A medida que avanzaba, las bestias que se cruzaban en su camino huían al sentir su presencia. El colgante de Lycan parecía amplificar su aura, haciendo que incluso las criaturas más feroces lo evitaran. Pero Kaelion no estaba interesado en ellas. Su mente estaba puesta en algo más grande: aquel o aquellos que habían emitido esa energía.
"¿Quién será?", pensó en voz alta, mientras atravesaba un bosque oscuro. "¿Un elfo poderoso? ¿Un guerrero que cree que puede derrotarme? No importa. Cuando los encuentre, sabrán por qué mi nombre inspira terror."
Después de varios días de viaje interminables, Kaelion llegó a la frontera del reino de los elfos. El contraste era asombroso: mientras el Reino de la Perdición era un lugar desolado y hostil, el reino de los elfos era un paraíso de vegetación exuberante y aire puro. Los árboles eran altos y majestuosos, y el sonido de los arroyos y las criaturas del bosque llenaban el aire.
Pero Kaelion no estaba allí para admirar el paisaje. Con un gruñido, cruzó la frontera, sintiendo cómo el maná del lugar chocaba con su propia energía. Los elfos eran conocidos por su conexión con la magia, y Kaelion sabía que este sería un territorio hostil para alguien como él. Pero eso solo lo emocionaba más.
"Vamos, muéstrense", dijo, olfateando el aire. "No me hagan esperar."
No pasó mucho tiempo antes de que los elfos notaran su presencia. Un grupo de guardianes, armados con arcos y espadas, apareció entre los árboles, rodeándolo. Sus rostros mostraban una mezcla de sorpresa y temor al ver a un hombre lobo de tres metros de altura, cubierto de cicatrices y con un colgante que emanaba un poder extraño.

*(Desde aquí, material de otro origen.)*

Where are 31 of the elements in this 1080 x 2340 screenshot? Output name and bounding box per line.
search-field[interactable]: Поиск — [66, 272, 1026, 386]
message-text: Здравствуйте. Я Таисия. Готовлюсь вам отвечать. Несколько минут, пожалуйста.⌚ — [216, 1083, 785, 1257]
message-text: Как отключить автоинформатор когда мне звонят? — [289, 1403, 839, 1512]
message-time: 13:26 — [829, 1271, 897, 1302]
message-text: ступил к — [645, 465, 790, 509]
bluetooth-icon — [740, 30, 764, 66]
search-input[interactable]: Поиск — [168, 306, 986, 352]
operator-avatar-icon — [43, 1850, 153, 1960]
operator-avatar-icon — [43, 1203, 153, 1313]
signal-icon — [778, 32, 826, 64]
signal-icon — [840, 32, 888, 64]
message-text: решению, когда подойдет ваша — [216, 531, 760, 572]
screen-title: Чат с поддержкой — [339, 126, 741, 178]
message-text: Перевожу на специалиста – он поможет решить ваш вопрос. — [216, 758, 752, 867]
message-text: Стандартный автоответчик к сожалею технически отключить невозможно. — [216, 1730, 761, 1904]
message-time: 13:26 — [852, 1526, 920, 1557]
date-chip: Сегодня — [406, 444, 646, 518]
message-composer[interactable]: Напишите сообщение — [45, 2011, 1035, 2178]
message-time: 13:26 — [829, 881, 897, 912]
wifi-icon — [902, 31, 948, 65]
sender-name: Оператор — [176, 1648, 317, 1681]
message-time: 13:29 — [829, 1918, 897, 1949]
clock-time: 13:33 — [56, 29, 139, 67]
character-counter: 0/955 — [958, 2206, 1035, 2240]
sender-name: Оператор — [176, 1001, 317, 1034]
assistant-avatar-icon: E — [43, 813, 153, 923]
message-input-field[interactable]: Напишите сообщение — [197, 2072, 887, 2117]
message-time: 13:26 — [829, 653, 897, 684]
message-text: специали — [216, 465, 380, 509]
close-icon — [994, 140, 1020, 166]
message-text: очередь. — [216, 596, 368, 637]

"¡Detente, intruso!", gritó uno de los elfos, apuntando su arco hacia Kaelion. "Este es el reino de los elfos. No perteneces aquí."
Kaelion sonrió, mostrando sus colmillos.
"No vine a pedir permiso", respondió, su voz cargada de amenaza. "Vine a responder a un llamado. ¿Quién de ustedes fue lo suficientemente valiente como para retarme?"

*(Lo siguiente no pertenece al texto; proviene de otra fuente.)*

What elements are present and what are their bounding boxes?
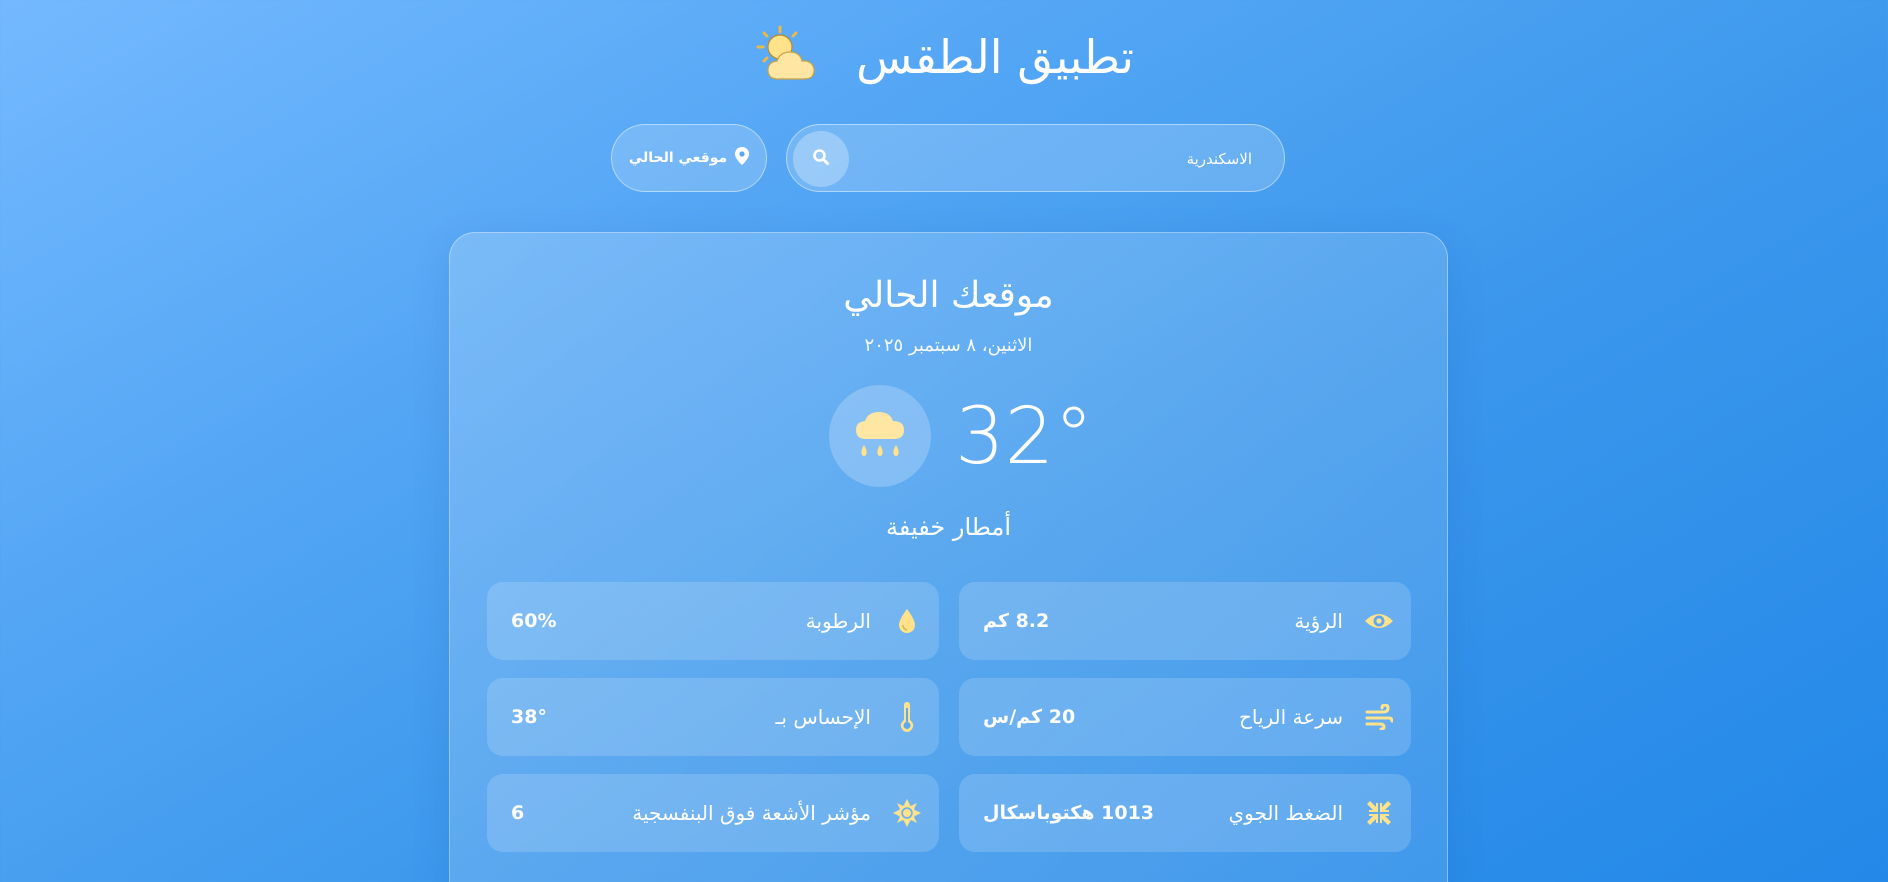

Los elfos intercambiaron miradas confundidas, pero no tuvieron tiempo de responder. Kaelion se movió con una velocidad imposible, derribando a dos guardianes antes de que pudieran reaccionar. Los demás dispararon sus flechas, pero Kaelion las esquivó con facilidad, avanzando hacia ellos como una tormenta de furia y garras.
Mientras los guardianes caían uno a uno, Kaelion sintió algo, alguien se acercaba, alguien poderoso. Kaelion dejó de atacar y se preparó, sabiendo que el verdadero desafío estaba por llegar.

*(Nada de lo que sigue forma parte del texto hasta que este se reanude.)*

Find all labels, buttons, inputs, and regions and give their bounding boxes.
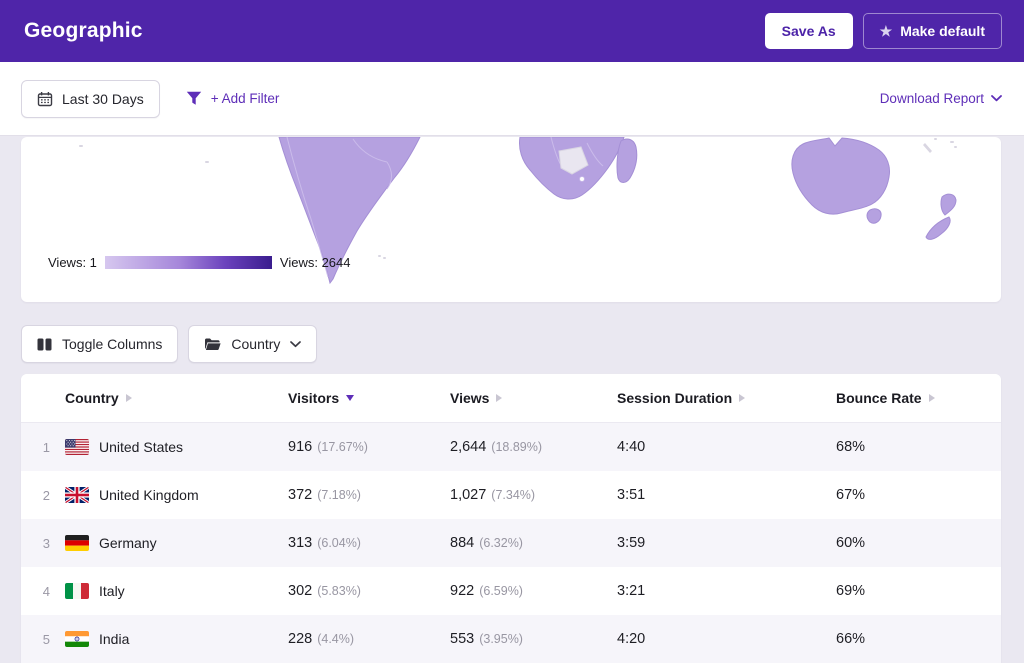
map-tasmania bbox=[867, 209, 881, 223]
visitors-percent: (7.18%) bbox=[317, 488, 361, 502]
chevron-down-icon bbox=[290, 341, 301, 348]
columns-icon bbox=[37, 338, 52, 351]
add-filter-button[interactable]: + Add Filter bbox=[186, 91, 280, 106]
flag-united-states-icon bbox=[65, 439, 89, 455]
views-value: 553 bbox=[450, 631, 474, 647]
sort-arrow-icon bbox=[496, 394, 502, 402]
flag-united-kingdom-icon bbox=[65, 487, 89, 503]
bounce-rate-value: 67% bbox=[836, 487, 865, 503]
row-rank: 5 bbox=[21, 632, 65, 647]
session-duration-value: 3:21 bbox=[617, 583, 645, 599]
visitors-value: 916 bbox=[288, 439, 312, 455]
map-views-legend: Views: 1 Views: 2644 bbox=[48, 255, 351, 270]
folder-icon bbox=[204, 337, 221, 351]
column-header-visitors[interactable]: Visitors bbox=[288, 390, 450, 406]
page-title: Geographic bbox=[24, 19, 143, 43]
views-percent: (18.89%) bbox=[491, 440, 542, 454]
toggle-columns-label: Toggle Columns bbox=[62, 336, 162, 352]
views-percent: (6.59%) bbox=[479, 584, 523, 598]
add-filter-label: + Add Filter bbox=[211, 91, 280, 106]
make-default-button[interactable]: ★ Make default bbox=[863, 13, 1002, 49]
table-row[interactable]: 4 Italy 302 (5.83%) 922 (6.59%) 3:21 69% bbox=[21, 567, 1001, 615]
column-header-country[interactable]: Country bbox=[65, 390, 288, 406]
map-australia bbox=[792, 138, 890, 214]
report-toolbar: Last 30 Days + Add Filter Download Repor… bbox=[0, 62, 1024, 136]
date-range-button[interactable]: Last 30 Days bbox=[21, 80, 160, 118]
sort-desc-icon bbox=[346, 395, 354, 401]
table-row[interactable]: 2 United Kingdom 372(7.18%) 1,027(7 bbox=[21, 471, 1001, 519]
views-value: 884 bbox=[450, 535, 474, 551]
visitors-percent: (6.04%) bbox=[317, 536, 361, 550]
star-icon: ★ bbox=[880, 24, 893, 38]
dimension-label: Country bbox=[231, 336, 280, 352]
download-report-label: Download Report bbox=[880, 91, 984, 106]
views-value: 2,644 bbox=[450, 439, 486, 455]
bounce-rate-value: 68% bbox=[836, 439, 865, 455]
country-name: India bbox=[99, 631, 129, 647]
save-as-button[interactable]: Save As bbox=[765, 13, 853, 49]
legend-max-label: Views: 2644 bbox=[280, 255, 351, 270]
table-row[interactable]: 1 bbox=[21, 423, 1001, 471]
map-nz-south bbox=[926, 217, 950, 239]
legend-min-label: Views: 1 bbox=[48, 255, 97, 270]
visitors-percent: (4.4%) bbox=[317, 632, 354, 646]
bounce-rate-value: 60% bbox=[836, 535, 865, 551]
row-rank: 4 bbox=[21, 584, 65, 599]
table-controls: Toggle Columns Country bbox=[21, 325, 1001, 363]
country-name: Italy bbox=[99, 583, 125, 599]
toggle-columns-button[interactable]: Toggle Columns bbox=[21, 325, 178, 363]
session-duration-value: 4:40 bbox=[617, 439, 645, 455]
views-percent: (7.34%) bbox=[491, 488, 535, 502]
geographic-map-card: Views: 1 Views: 2644 bbox=[21, 137, 1001, 302]
download-report-dropdown[interactable]: Download Report bbox=[880, 91, 1002, 106]
table-row[interactable]: 5 India 228 (4.4%) 553 (3.95%) 4:20 66% bbox=[21, 615, 1001, 663]
bounce-rate-value: 66% bbox=[836, 631, 865, 647]
visitors-percent: (5.83%) bbox=[317, 584, 361, 598]
row-rank: 1 bbox=[21, 440, 65, 455]
filter-funnel-icon bbox=[186, 91, 202, 106]
date-range-label: Last 30 Days bbox=[62, 91, 144, 107]
table-header-row: Country Visitors Views Session Duration … bbox=[21, 374, 1001, 423]
views-value: 922 bbox=[450, 583, 474, 599]
sort-arrow-icon bbox=[929, 394, 935, 402]
session-duration-value: 4:20 bbox=[617, 631, 645, 647]
dimension-dropdown[interactable]: Country bbox=[188, 325, 317, 363]
views-percent: (6.32%) bbox=[479, 536, 523, 550]
bounce-rate-value: 69% bbox=[836, 583, 865, 599]
sort-arrow-icon bbox=[739, 394, 745, 402]
country-name: United States bbox=[99, 439, 183, 455]
chevron-down-icon bbox=[991, 95, 1002, 102]
world-map[interactable] bbox=[21, 137, 1001, 302]
sort-arrow-icon bbox=[126, 394, 132, 402]
column-header-session-duration[interactable]: Session Duration bbox=[617, 390, 836, 406]
column-header-bounce-rate[interactable]: Bounce Rate bbox=[836, 390, 1001, 406]
views-percent: (3.95%) bbox=[479, 632, 523, 646]
map-nz-north bbox=[941, 194, 956, 215]
country-name: Germany bbox=[99, 535, 157, 551]
views-value: 1,027 bbox=[450, 487, 486, 503]
table-row[interactable]: 3 Germany 313 (6.04%) 884 (6.32%) 3:59 60% bbox=[21, 519, 1001, 567]
flag-germany-icon bbox=[65, 535, 89, 551]
visitors-percent: (17.67%) bbox=[317, 440, 368, 454]
geographic-table: Country Visitors Views Session Duration … bbox=[21, 374, 1001, 663]
session-duration-value: 3:51 bbox=[617, 487, 645, 503]
page-header: Geographic Save As ★ Make default bbox=[0, 0, 1024, 62]
row-rank: 2 bbox=[21, 488, 65, 503]
visitors-value: 313 bbox=[288, 535, 312, 551]
visitors-value: 228 bbox=[288, 631, 312, 647]
map-madagascar bbox=[617, 139, 637, 183]
row-rank: 3 bbox=[21, 536, 65, 551]
flag-india-icon bbox=[65, 631, 89, 647]
legend-gradient-bar bbox=[105, 256, 272, 269]
make-default-label: Make default bbox=[900, 23, 985, 39]
country-name: United Kingdom bbox=[99, 487, 199, 503]
visitors-value: 372 bbox=[288, 487, 312, 503]
session-duration-value: 3:59 bbox=[617, 535, 645, 551]
flag-italy-icon bbox=[65, 583, 89, 599]
calendar-icon bbox=[37, 91, 53, 107]
column-header-views[interactable]: Views bbox=[450, 390, 617, 406]
visitors-value: 302 bbox=[288, 583, 312, 599]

De entre los árboles emergió una figura: un elfo alto y esbelto, con cabello plateado y ojos verdes que brillaban con una intensidad mágica. Era Idril, la misma que había humillado a Leon Frostvein en Noxhaven. En sus manos, las cuchillas de viento ya comenzaban a formarse.
"Así que eres tú", dijo Idril, su voz tranquila pero cargada de poder. "El hombre lobo que cree que puede desafiar a los elfos."
Kaelion sonrió, mostrando sus colmillos.
"Finalmente, alguien que vale la pena", rugió. "Esto va a ser divertido."
Los dos poderosos seres se miraron fijamente, midiéndose el uno al otro. Kaelion, con su fuerza bruta y su ferocidad implacable, contra Idril, con su magia élfica y su precisión mortal. El bosque pareció contener la respiración, como si supiera que una batalla épica estaba a punto de comenzar.
"Cuando termine contigo", dijo Kaelion, "buscaré a quienes emitieron esas energías y caerán ante mí."
Idril no respondió. En lugar de eso, lanzó su ataque, y Kaelion se abalanzó hacia ella, listo para la batalla.